A Juan Alberto Hernández, 
poeta y bibliotecario, y sobre todo amigo
JuanBe

Una panorámica de la playa donde vivía, de la playa donde murió, y estos versos, adornan su muro en Facebook. 

"Odio a los que se mofan a través de las cerraduras. Sus ojos grises me perturban y me angustia que nadie, en este pueblo donde escasea el silencio, se percate de la estupidez humana. La marea está bajando más de lo normal dejando un montón de huesos encallados en la arena mientras colonias de hormigas siguen a lo suyo como en el principio de los tiempos. Mi alma, que habita en una jaula de oro, se balancea en la blanca oscuridad de los ciegos, sin estar libre de culpas, sin conocer el porqué de las cosas y allí, en ese problema inverso donde escasean los dioses, en esa constelación oscura de la noche, señalamos, sin nombrarnos, quién es quién."

Fue lo último que publicó. Su alma ya no habita jaula de oro, ni se balancea en la oscuridad, reside ya en la luz.

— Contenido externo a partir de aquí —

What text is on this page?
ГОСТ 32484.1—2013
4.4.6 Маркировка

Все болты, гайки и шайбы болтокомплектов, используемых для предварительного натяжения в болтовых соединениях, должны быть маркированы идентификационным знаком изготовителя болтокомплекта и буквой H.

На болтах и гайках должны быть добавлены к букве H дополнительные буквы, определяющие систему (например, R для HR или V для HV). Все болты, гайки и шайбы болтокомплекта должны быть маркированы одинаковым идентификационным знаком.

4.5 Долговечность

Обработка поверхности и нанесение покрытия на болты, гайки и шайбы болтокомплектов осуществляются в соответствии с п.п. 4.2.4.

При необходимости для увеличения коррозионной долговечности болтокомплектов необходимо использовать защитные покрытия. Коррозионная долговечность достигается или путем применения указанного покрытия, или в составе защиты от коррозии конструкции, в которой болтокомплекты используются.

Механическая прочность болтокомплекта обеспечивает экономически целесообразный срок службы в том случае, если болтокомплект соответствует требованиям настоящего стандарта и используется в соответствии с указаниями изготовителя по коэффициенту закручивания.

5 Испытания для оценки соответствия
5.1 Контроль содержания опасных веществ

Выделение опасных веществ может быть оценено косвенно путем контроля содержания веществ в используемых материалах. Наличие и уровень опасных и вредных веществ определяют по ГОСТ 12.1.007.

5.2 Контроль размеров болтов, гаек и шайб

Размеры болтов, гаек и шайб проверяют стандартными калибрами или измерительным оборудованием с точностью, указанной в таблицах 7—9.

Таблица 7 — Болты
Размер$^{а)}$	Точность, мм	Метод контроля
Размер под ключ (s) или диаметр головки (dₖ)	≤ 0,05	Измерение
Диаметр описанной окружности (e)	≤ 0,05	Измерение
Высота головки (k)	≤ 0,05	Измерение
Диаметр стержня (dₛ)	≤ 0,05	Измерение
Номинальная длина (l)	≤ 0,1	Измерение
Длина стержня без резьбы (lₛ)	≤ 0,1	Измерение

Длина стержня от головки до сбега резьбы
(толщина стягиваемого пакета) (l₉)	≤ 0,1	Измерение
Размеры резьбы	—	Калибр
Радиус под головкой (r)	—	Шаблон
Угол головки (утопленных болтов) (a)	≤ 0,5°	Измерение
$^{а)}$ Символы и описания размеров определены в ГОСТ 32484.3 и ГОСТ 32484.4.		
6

Todos sabíamos de su pasión por los libros, por la lectura. Bien lo demostró en la biblioteca del Cabildo Insular de Gran Canaria, donde trabajó durante décadas con la dedicación y el cuidado que le ponía a todo. Siempre tenía una sonrisa en los labios, lumbre en la mirada y un libro que recomendarte. Se lo leía todo y luego te lo contaba con una pasión que se le salía a borbotones por los ojos y por la boca. Pero pocos sabían de su pasión por escribir, de su buena pluma. Escribía como vivía, con esa generosidad del que ofrece lo que tiene, con esa grandeza del que se muestra cual es, con esa vitalidad del que aborda la vida y la escritura con ganas, del que no se dosifica, con esa humildad que da el saber, con esa fragilidad que le hacía sufrir con las penas ajenas y llorar las lágrimas de todos.

Estupendo conversador, compañero en las copas por Vegueta, en los momentos de cuentos y Maratones, en los amaneceres en el puerto, en las rumbas en la plaza de Agüimes, en los llantos por las traiciones, por las pérdidas, siempre tenía el abrazo dispuesto, la palabra que sana lista. Ahora nos toca llorarle a él, reunirnos para recordarlo, brindar a su salud, secarnos las lágrimas y abrazarnos para sentirlo en nuestro abrazo, palpitando en nuestro pecho. El último libro que me recomendó fue Depués del invierno, de Guadalupe Nettel. Después de este invierno, la primavera no volverá a ser nunca la misma, nos falta él, nuestro compañero del alma, aunque la marea siga bajando y subiendo en la playa de Arinaga y las hormigas sigan a lo suyo como en el principio de los tiempos.